TMS & Other Therapies

Could TMS Be Right for You?

July 24, 2019

Transcranial magnetic stimulation (TMS) is an innovative medical treatment that uses electromagnetic force to spark activity in the brain. 

In 2008, TMS was approved by the FDA to treat major depressive disorder, and it is now covered by most health insurances, making it an increasingly accessible therapy. However, most people are still unfamiliar with TMS as a treatment option. 

Keep reading to learn more about TMS, including: 

  • How TMS works, and what it does
  • Who the best candidates for TMS are

Overview of TMS

How does TMS work?

The magnetic pulses channeled during TMS therapy create electrical currents that stimulate neurons in the brain. Over time, this can change how the brain works, including the way it generates mood—which is why TMS is used to treat depression. 

Scientists theorize that TMS works because the brain is highly adaptable. But in order for the therapy to be effective, it requires frequent, consistent application for around six weeks. 

For the duration of the treatment, the patient has to attend a TMS session five days a week. During a session, a specially trained technician positions a conductive coil against the patient’s head. The TMS magnet passes through the coil and superficially penetrates the skull. 

Doctor stands next to TMS machine
This is what the TMS machine looks like. The patient sits comfortably during the treatment, similar to sitting in the chair at the dentist. Image courtesy of Guidance Center

Each session lasts around forty minutes. Because TMS is non-invasive, the patient is fully awake throughout the session and can resume daily life activity afterward, including driving. 

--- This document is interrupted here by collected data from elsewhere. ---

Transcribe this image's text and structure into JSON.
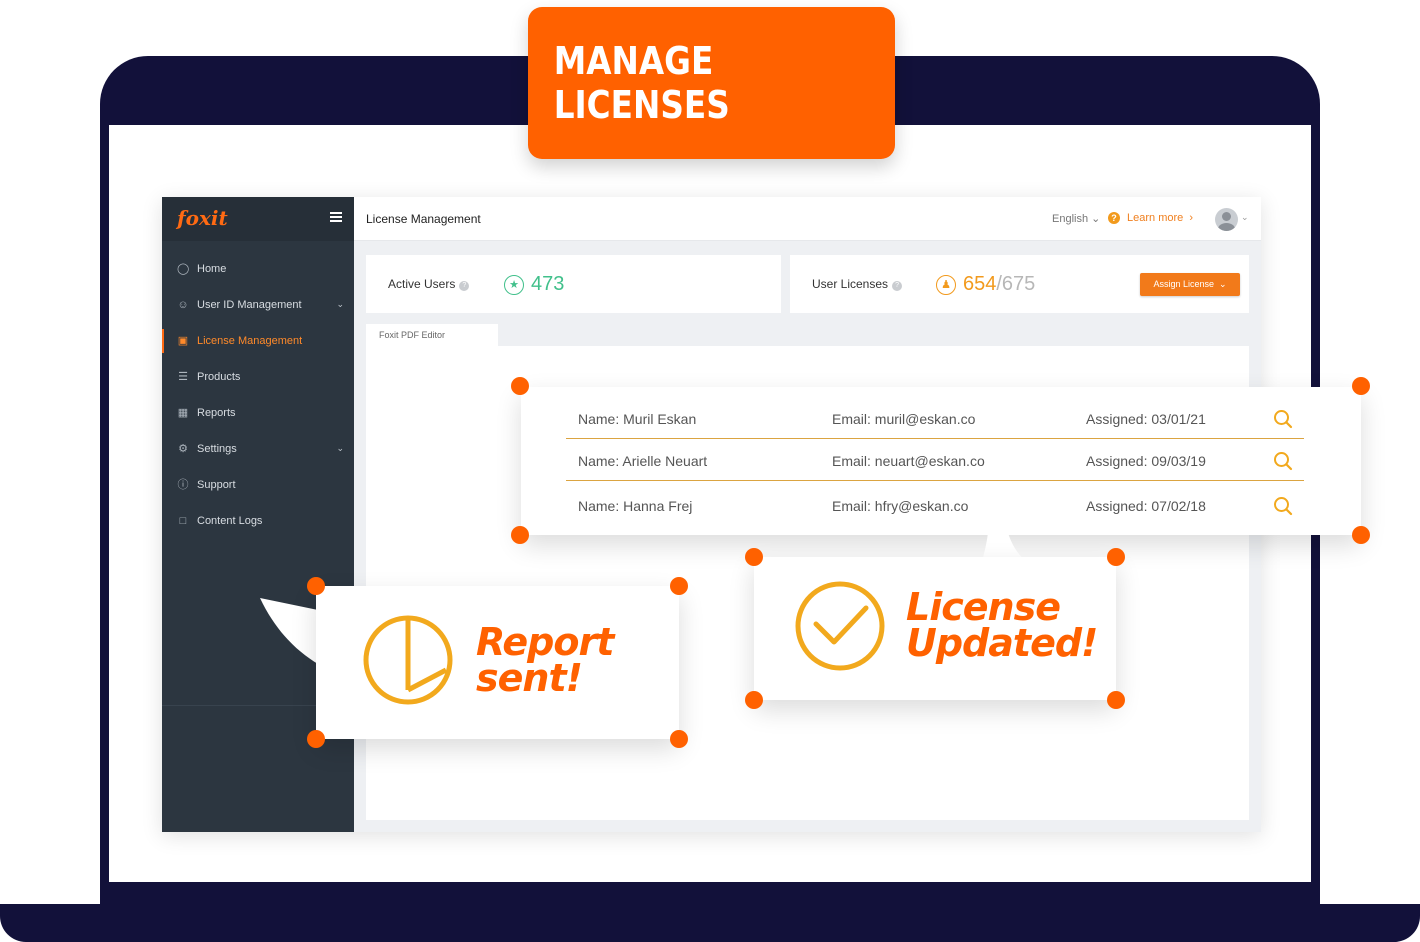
{
  "badge": {
    "title": "MANAGE LICENSES"
  },
  "sidebar": {
    "logo": "foxit",
    "items": [
      {
        "label": "Home",
        "icon": "home-icon"
      },
      {
        "label": "User ID Management",
        "icon": "users-icon"
      },
      {
        "label": "License Management",
        "icon": "license-icon"
      },
      {
        "label": "Products",
        "icon": "products-icon"
      },
      {
        "label": "Reports",
        "icon": "reports-icon"
      },
      {
        "label": "Settings",
        "icon": "gear-icon"
      },
      {
        "label": "Support",
        "icon": "support-icon"
      },
      {
        "label": "Content Logs",
        "icon": "clipboard-icon"
      }
    ]
  },
  "topbar": {
    "title": "License Management",
    "language": "English",
    "learn_more": "Learn more"
  },
  "stats": {
    "active_users_label": "Active Users",
    "active_users_value": "473",
    "user_licenses_label": "User Licenses",
    "user_licenses_used": "654",
    "user_licenses_total": "/675",
    "assign_button": "Assign License"
  },
  "tabs": {
    "active": "Foxit PDF Editor"
  },
  "license_rows": [
    {
      "name": "Name: Muril Eskan",
      "email": "Email: muril@eskan.co",
      "assigned": "Assigned: 03/01/21"
    },
    {
      "name": "Name: Arielle Neuart",
      "email": "Email: neuart@eskan.co",
      "assigned": "Assigned: 09/03/19"
    },
    {
      "name": "Name: Hanna Frej",
      "email": "Email: hfry@eskan.co",
      "assigned": "Assigned: 07/02/18"
    }
  ],
  "callouts": {
    "report_line1": "Report",
    "report_line2": "sent!",
    "license_line1": "License",
    "license_line2": "Updated!"
  },
  "colors": {
    "accent": "#ff6100",
    "frame": "#12113a",
    "sidebar": "#2c3640",
    "gold": "#f2a91d",
    "green": "#41c08b"
  }
}
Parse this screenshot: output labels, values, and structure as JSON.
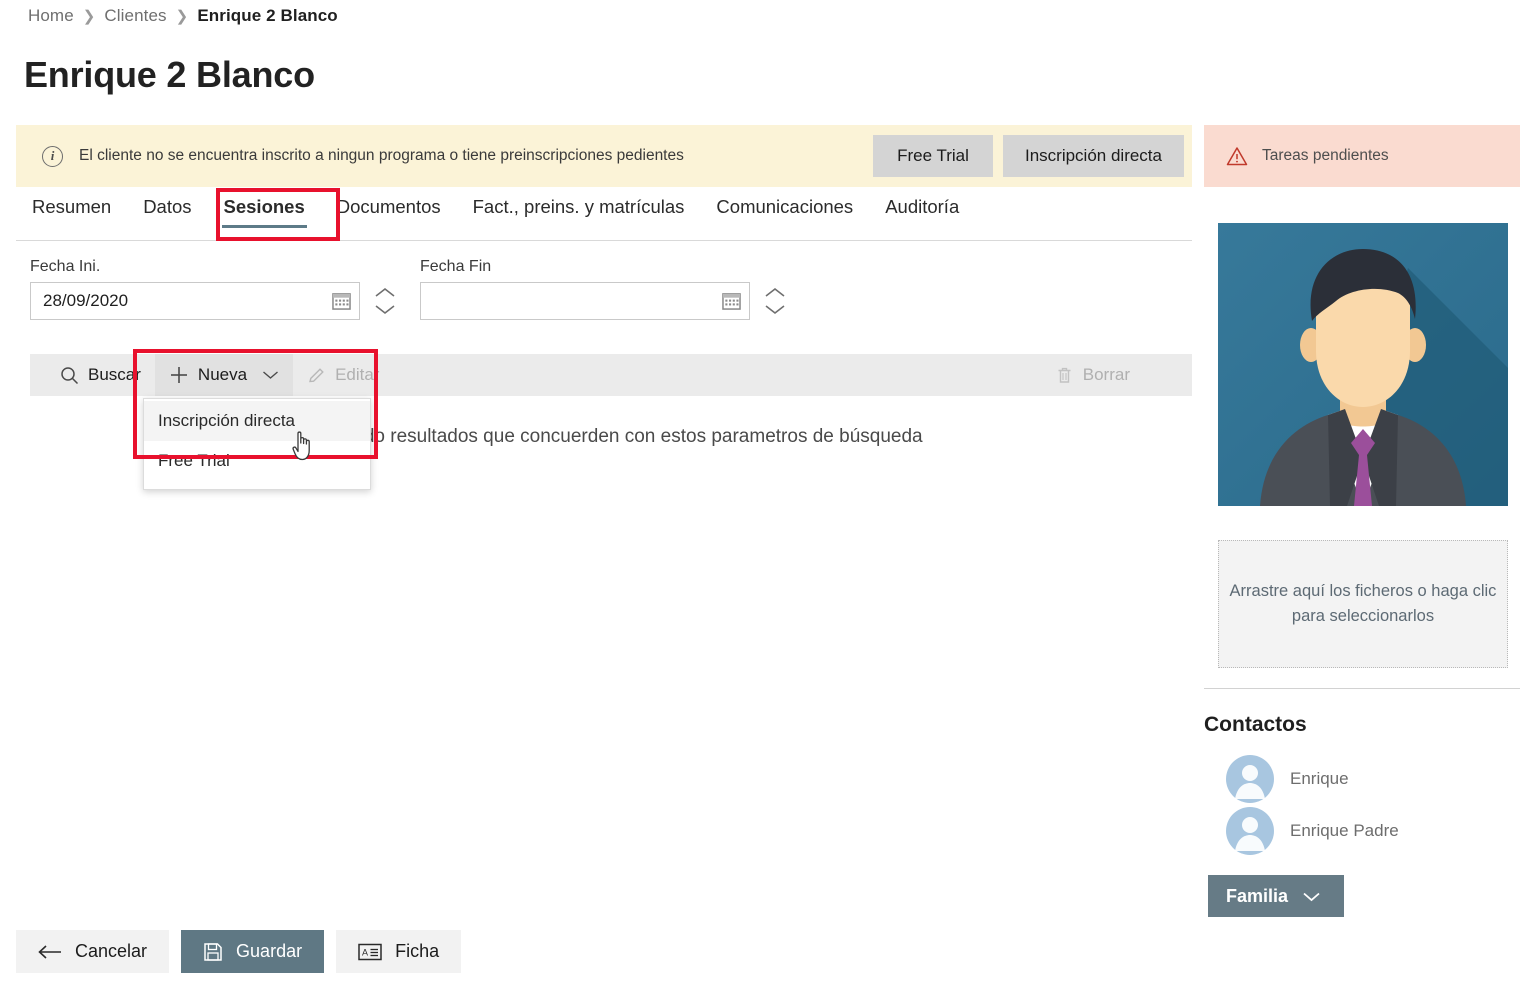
{
  "breadcrumb": [
    {
      "label": "Home",
      "current": false
    },
    {
      "label": "Clientes",
      "current": false
    },
    {
      "label": "Enrique 2 Blanco",
      "current": true
    }
  ],
  "page_title": "Enrique 2 Blanco",
  "info_bar": {
    "icon": "info-circle-icon",
    "message": "El cliente no se encuentra inscrito a ningun programa o tiene preinscripciones pedientes",
    "buttons": [
      {
        "label": "Free Trial"
      },
      {
        "label": "Inscripción directa"
      }
    ],
    "background_color": "#fbf3d7"
  },
  "tabs": [
    {
      "label": "Resumen",
      "active": false
    },
    {
      "label": "Datos",
      "active": false
    },
    {
      "label": "Sesiones",
      "active": true
    },
    {
      "label": "Documentos",
      "active": false
    },
    {
      "label": "Fact., preins. y matrículas",
      "active": false
    },
    {
      "label": "Comunicaciones",
      "active": false
    },
    {
      "label": "Auditoría",
      "active": false
    }
  ],
  "filters": {
    "fecha_ini": {
      "label": "Fecha Ini.",
      "value": "28/09/2020",
      "placeholder": ""
    },
    "fecha_fin": {
      "label": "Fecha Fin",
      "value": "",
      "placeholder": ""
    }
  },
  "toolbar": {
    "search_label": "Buscar",
    "new_label": "Nueva",
    "edit_label": "Editar",
    "delete_label": "Borrar",
    "edit_disabled": true,
    "delete_disabled": true
  },
  "dropdown": {
    "open": true,
    "items": [
      {
        "label": "Inscripción directa",
        "hovered": true
      },
      {
        "label": "Free Trial",
        "hovered": false
      }
    ]
  },
  "results": {
    "empty_message": "No se han encontrado resultados que concuerden con estos parametros de búsqueda"
  },
  "annotations": {
    "color": "#e8112d",
    "boxes": [
      {
        "target": "sesiones-tab"
      },
      {
        "target": "nueva-dropdown"
      }
    ]
  },
  "right_panel": {
    "alert": {
      "icon": "warning-triangle-icon",
      "label": "Tareas pendientes",
      "background_color": "#fadbd0",
      "icon_color": "#c0392b"
    },
    "avatar": {
      "name": "client-avatar-illustration",
      "background_color": "#2f7190",
      "hair_color": "#2b2f38",
      "skin_color": "#fad9ab",
      "suit_color": "#4a4f56",
      "shirt_color": "#ffffff",
      "tie_color": "#9b4f9b"
    },
    "dropzone": {
      "text": "Arrastre aquí los ficheros o haga clic para seleccionarlos"
    },
    "contacts": {
      "title": "Contactos",
      "items": [
        {
          "name": "Enrique"
        },
        {
          "name": "Enrique Padre"
        }
      ],
      "familia_button": {
        "label": "Familia",
        "color": "#667b86"
      }
    }
  },
  "actions": [
    {
      "label": "Cancelar",
      "icon": "arrow-left-icon",
      "style": "light"
    },
    {
      "label": "Guardar",
      "icon": "save-icon",
      "style": "primary"
    },
    {
      "label": "Ficha",
      "icon": "id-card-icon",
      "style": "light"
    }
  ]
}
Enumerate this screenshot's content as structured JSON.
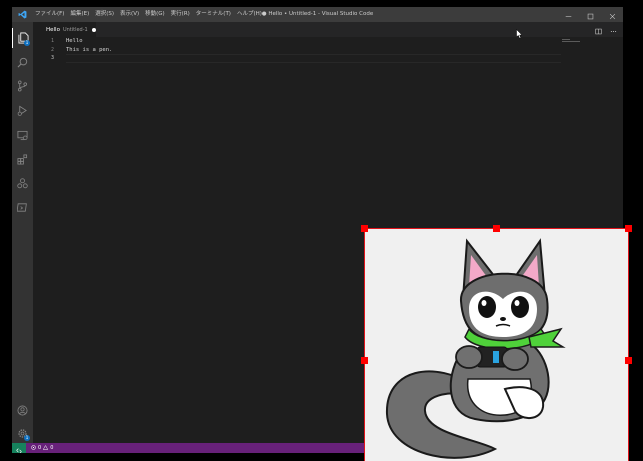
{
  "window": {
    "title": "● Hello • Untitled-1 - Visual Studio Code",
    "menu": [
      "ファイル(F)",
      "編集(E)",
      "選択(S)",
      "表示(V)",
      "移動(G)",
      "実行(R)",
      "ターミナル(T)",
      "ヘルプ(H)"
    ],
    "controls": [
      "minimize-icon",
      "restore-icon",
      "close-icon"
    ]
  },
  "activity_bar": {
    "items": [
      "explorer-icon",
      "search-icon",
      "source-control-icon",
      "run-debug-icon",
      "remote-explorer-icon",
      "extensions-icon",
      "tree-icon",
      "terminal-icon"
    ],
    "explorer_badge": "1",
    "bottom": [
      "account-icon",
      "settings-gear-icon"
    ],
    "settings_badge": "1"
  },
  "tabs": [
    {
      "name": "Hello",
      "description": "Untitled-1",
      "dirty": true
    }
  ],
  "editor": {
    "line_numbers": [
      "1",
      "2",
      "3"
    ],
    "lines": [
      "Hello",
      "This is a pen.",
      ""
    ],
    "current_line": 3
  },
  "status_bar": {
    "errors": "0",
    "warnings": "0"
  },
  "overlay": {
    "image": "gray-cat-character-with-green-scarf",
    "frame_color": "#e0141b"
  },
  "colors": {
    "titlebar": "#3c3c3c",
    "activitybar": "#333333",
    "editor_bg": "#1e1e1e",
    "statusbar": "#68217a",
    "remote": "#16825d",
    "accent": "#0e70c0"
  }
}
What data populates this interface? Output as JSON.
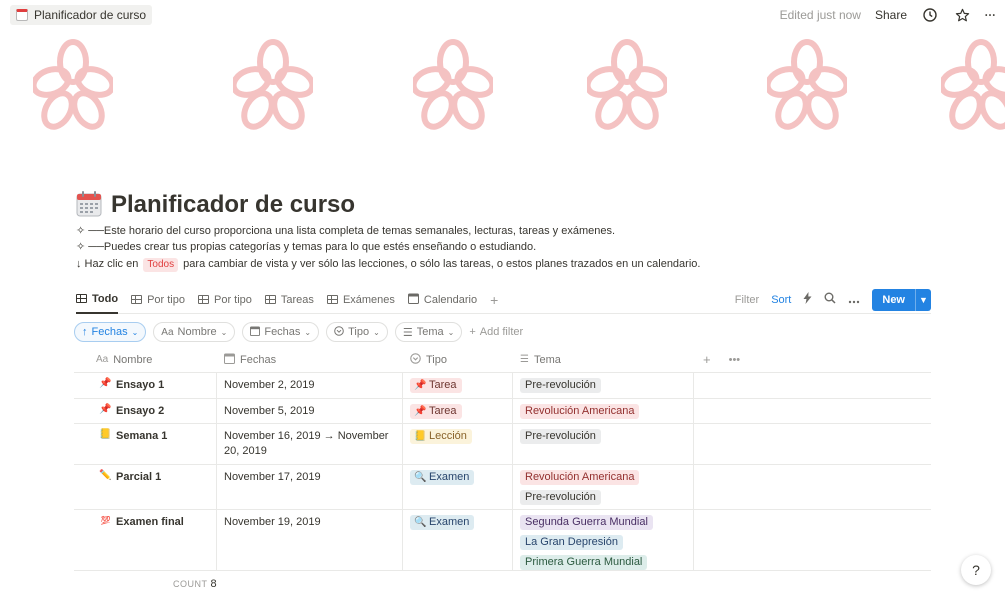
{
  "topbar": {
    "breadcrumb": "Planificador de curso",
    "edited": "Edited just now",
    "share": "Share"
  },
  "page": {
    "title": "Planificador de curso",
    "desc1": "✧ ──Este horario del curso proporciona una lista completa de temas semanales, lecturas, tareas y exámenes.",
    "desc2": "✧ ──Puedes crear tus propias categorías y temas para lo que estés enseñando o estudiando.",
    "desc3_pre": "↓ Haz clic en",
    "desc3_pill": "Todos",
    "desc3_post": "para cambiar de vista y ver sólo las lecciones, o sólo las tareas, o estos planes trazados en un calendario."
  },
  "views": {
    "tabs": [
      "Todo",
      "Por tipo",
      "Por tipo",
      "Tareas",
      "Exámenes",
      "Calendario"
    ],
    "filter": "Filter",
    "sort": "Sort",
    "new": "New"
  },
  "filters": {
    "fechas_sort": "Fechas",
    "nombre": "Nombre",
    "fechas": "Fechas",
    "tipo": "Tipo",
    "tema": "Tema",
    "add_filter": "Add filter"
  },
  "table": {
    "headers": [
      "Nombre",
      "Fechas",
      "Tipo",
      "Tema"
    ],
    "rows": [
      {
        "name": "Ensayo 1",
        "date": "November 2, 2019",
        "type": "Tarea",
        "themes": [
          "Pre-revolución"
        ]
      },
      {
        "name": "Ensayo 2",
        "date": "November 5, 2019",
        "type": "Tarea",
        "themes": [
          "Revolución Americana"
        ]
      },
      {
        "name": "Semana 1",
        "date": "November 16, 2019 → November 20, 2019",
        "type": "Lección",
        "themes": [
          "Pre-revolución"
        ]
      },
      {
        "name": "Parcial 1",
        "date": "November 17, 2019",
        "type": "Examen",
        "themes": [
          "Revolución Americana",
          "Pre-revolución"
        ]
      },
      {
        "name": "Examen final",
        "date": "November 19, 2019",
        "type": "Examen",
        "themes": [
          "Segunda Guerra Mundial",
          "La Gran Depresión",
          "Primera Guerra Mundial"
        ]
      }
    ],
    "count_label": "COUNT",
    "count_value": "8"
  },
  "help": "?"
}
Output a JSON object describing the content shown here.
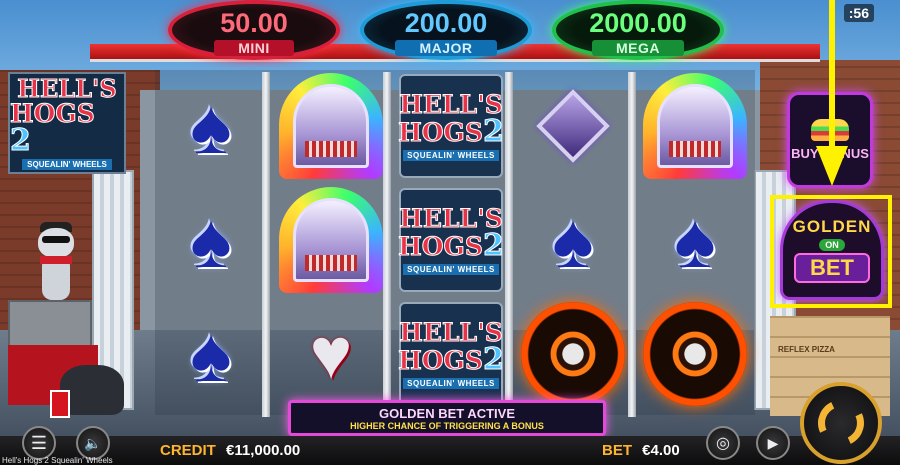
{
  "jackpots": [
    {
      "value": "50.00",
      "label": "MINI"
    },
    {
      "value": "200.00",
      "label": "MAJOR"
    },
    {
      "value": "2000.00",
      "label": "MEGA"
    }
  ],
  "clock": ":56",
  "game_logo": {
    "line1": "HELL'S",
    "line2": "HOGS",
    "number": "2",
    "subtitle": "SQUEALIN' WHEELS"
  },
  "reels": [
    [
      "spade",
      "spade",
      "spade"
    ],
    [
      "jukebox",
      "jukebox",
      "heart"
    ],
    [
      "logo",
      "logo",
      "logo"
    ],
    [
      "diamond",
      "spade",
      "wheel"
    ],
    [
      "jukebox",
      "spade",
      "wheel"
    ]
  ],
  "buy_bonus": {
    "label": "BUY BONUS"
  },
  "golden_bet": {
    "top": "GOLDEN",
    "middle": "ON",
    "bottom": "BET"
  },
  "banner": {
    "title": "GOLDEN BET ACTIVE",
    "subtitle": "HIGHER CHANCE OF TRIGGERING A BONUS"
  },
  "bottom": {
    "credit_label": "CREDIT",
    "credit_value": "€11,000.00",
    "bet_label": "BET",
    "bet_value": "€4.00",
    "game_name": "Hell's Hogs 2 Squealin' Wheels"
  },
  "props": {
    "pizza_label": "REFLEX PIZZA"
  },
  "icons": {
    "menu": "hamburger-menu-icon",
    "sound": "speaker-muted-icon",
    "chips": "chip-stack-icon",
    "autoplay": "play-icon",
    "spin": "spin-arrows-icon"
  },
  "colors": {
    "accent_gold": "#f3b533",
    "highlight": "#fff200",
    "neon_pink": "#e44ad8"
  }
}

The first session of TMS is expected to be longer than the rest, as the doctor must do some “mapping” in order to find the right target-area for the treatment. This is because no two brains are alike, and the doctor will have to find which region of your head is the optimal spot for the TMS to be applied. 

After the six weeks are over, the treatments stop. There is no withdrawal that occurs with stopping the treatment, and the results should last a year or more. 

TMS is not painful, but it may cause minor irritations such as redness or itchiness at the treatment site or a slight headache following a session. Aside from mild discomfort, there are no known side effects of TMS, which is one of the reasons some patients find it to be a preferable alternative to antidepressants. 

What does TMS do?

Because depression can cause certain areas of the brain to be under-active, TMS can re-energize the cells not functioning correctly. With depression, TMS is intended to improve mood and reduce symptoms like fatigue, restlessness, sleep disturbances, and others. 

Girl stays in bed from depression
TMS is a scheduled time-commitment, which means it might be difficult for some patients with depression to maintain appointments. This is one of the drawbacks of TMS, along with an inability to confirm if treatments will be effective. 

Though TMS is only approved in the United States to treat major depressive disorder, studies have shown it to be effective in treating other conditions like Parkinson’s, attention-deficit/hyperactivity disorder, schizophrenia, obsessive compulsive disorder, and many more. 

Additionally, TMS technology is widely applicable to scientific experimentation, especially in the fields of neurology and psychiatry. This includes studies involving sleep, memory, and the senses. 

Who TMS Can Help: The Best Candidates for TMS 

The best candidates for TMS are those with major depressive disorder that has proved treatment resistant. This means the patient’s depression has persisted for an extended period of time despite treatment with medication and psychotherapy. 

Because TMS uses a magnet, patients with metalware in or around the head might not be approved for the therapy. Be sure to disclose if you have:

  • Aneurysm clips
  • Arterial stents
  • Tattoos with metallic ink 
Girl with depression is distracted outside
Affecting over 300 million people, depression is the leading cause of disability worldwide.

Unfortunately, there is no way to tell whether or not a patient will respond to TMS treatment. However, researchers recently conducted a study in which they tried using electroencephalography (EEG) brain scans to find differences in the brains of patients who found TMS to be effective versus those that did not. They found that responders “stronger theta waves in the prefrontal cortex both during rest and during the working memory task, and stronger connectivity between brain regions during the working memory task.” 

The method was 90 percent effective in identifying responders and 92 percent effective in identifying non-responders. 

The researchers are optimistic that these results suggest a potential to better distinguish who TMS will benefit from who it will not. 

Ask Your Doctor about TMS

Antidepressant medication doesn’t work for around 45 percent of people. If your depression hasn’t gotten better after trying one or more antidepressants, ask your doctor about finding a TMS provider near you. 

Unlike antidepressants, TMS doesn’t have a long list of side effects. It’s covered by most insurances and available across the United States. 

Though it is not yet part of mainstream psychiatric treatment, 50 to 60 percent of patients with depression find TMS effective. 

TMS could be the answer you’ve been looking for. Take the first step, and talk to your doctor about it today.